Apache has a wiki that has some documentation on it, so that can give us an example of how well (or not well) a public documentation wiki works:
- Tomcat wiki
- Log4J wiki (very popular project)
- Apache wiki (contains Log4J, Tomcat and more)
It looks like there’s some information in the wikis, but nothing very interesting. Taking Tomcat as an example, you’ll see that their “real” documentation isn’t on the wiki at all. I think they may have had better luck if they had moved this content to the wiki. Only Tomcat developers can modify the “real” documentation at tomcat.apache.org, whereas Tomcat users (a much larger # of people) could modify the wiki content at wiki.apache.org.
So let’s take this out of the hypothetical and make it concrete: Joe, how difficult would it be to transfer the contents of the user guide into a wiki format? Spider software users: would the wiki format be easier or harder for you to use than the current Word document format? Also, do you think there might be someone in your organization that has particular expertise with Spider software that would like to contribute to something like this?

I like where you are going with this. One of the reasons we started with help forums instead of a help “desk” was because we knew that users keep having the same issues over and over. By having forums for users to post their questions and receive their answers via email and as a thread in the forum post, we could create a searchable FAQ database that would even include Seldom Asked Questions. This would be a nice addition, because our user community could point out where the documentation isn’t clear as well as enhance it themselves.
I agree. This idea is definitely worth a try. The worst thing that could happen is that it doesn’t work out and we trash the idea. Certainly no harm in trying. One of the things that has made Spider Strategies so successful is our willingness to try new ideas and make them work and if this makes it easier for the customer to use our software, then I am all for it. I will start working on this project immediately.
This would be a great topic for a wiki, and transferring your current content to wiki format is a good way to get the wiki started.

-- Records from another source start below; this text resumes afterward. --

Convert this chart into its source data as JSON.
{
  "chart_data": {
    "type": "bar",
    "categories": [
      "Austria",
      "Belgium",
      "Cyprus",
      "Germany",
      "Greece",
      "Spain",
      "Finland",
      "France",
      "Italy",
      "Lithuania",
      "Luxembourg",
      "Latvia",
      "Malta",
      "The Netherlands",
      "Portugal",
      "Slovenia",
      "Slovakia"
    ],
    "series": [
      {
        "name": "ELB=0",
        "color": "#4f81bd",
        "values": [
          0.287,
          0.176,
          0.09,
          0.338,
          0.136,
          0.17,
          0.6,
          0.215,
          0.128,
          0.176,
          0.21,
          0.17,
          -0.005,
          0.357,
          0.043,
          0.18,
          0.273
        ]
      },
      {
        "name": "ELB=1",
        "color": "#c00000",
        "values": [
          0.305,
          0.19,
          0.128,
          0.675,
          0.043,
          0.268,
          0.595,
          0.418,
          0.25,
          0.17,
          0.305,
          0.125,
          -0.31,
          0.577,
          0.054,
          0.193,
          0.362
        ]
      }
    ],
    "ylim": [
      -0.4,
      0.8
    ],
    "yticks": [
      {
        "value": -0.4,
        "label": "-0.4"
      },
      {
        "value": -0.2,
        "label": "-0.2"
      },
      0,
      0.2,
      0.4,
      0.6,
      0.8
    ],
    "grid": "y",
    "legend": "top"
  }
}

If you’d like to have this hosted at Wikia (for free), let me know and I can create a new wiki for you.
Matt/Joe: do we want to host this at Wikia and have Angela set it up or do we want to host it? We need to get this started.
On Wikia’s homepage, they are featuring the Marvel Database wiki:
http://marveldatabase.wikia.com/Main_Page
Note the ads on the right. I like the idea of us putting up a public wiki, but I don’t think it would be very professional if our wiki had ads down the right hand side. It would probably be better for us to host a wiki ourselves or find someone we can pay to host it ad-free.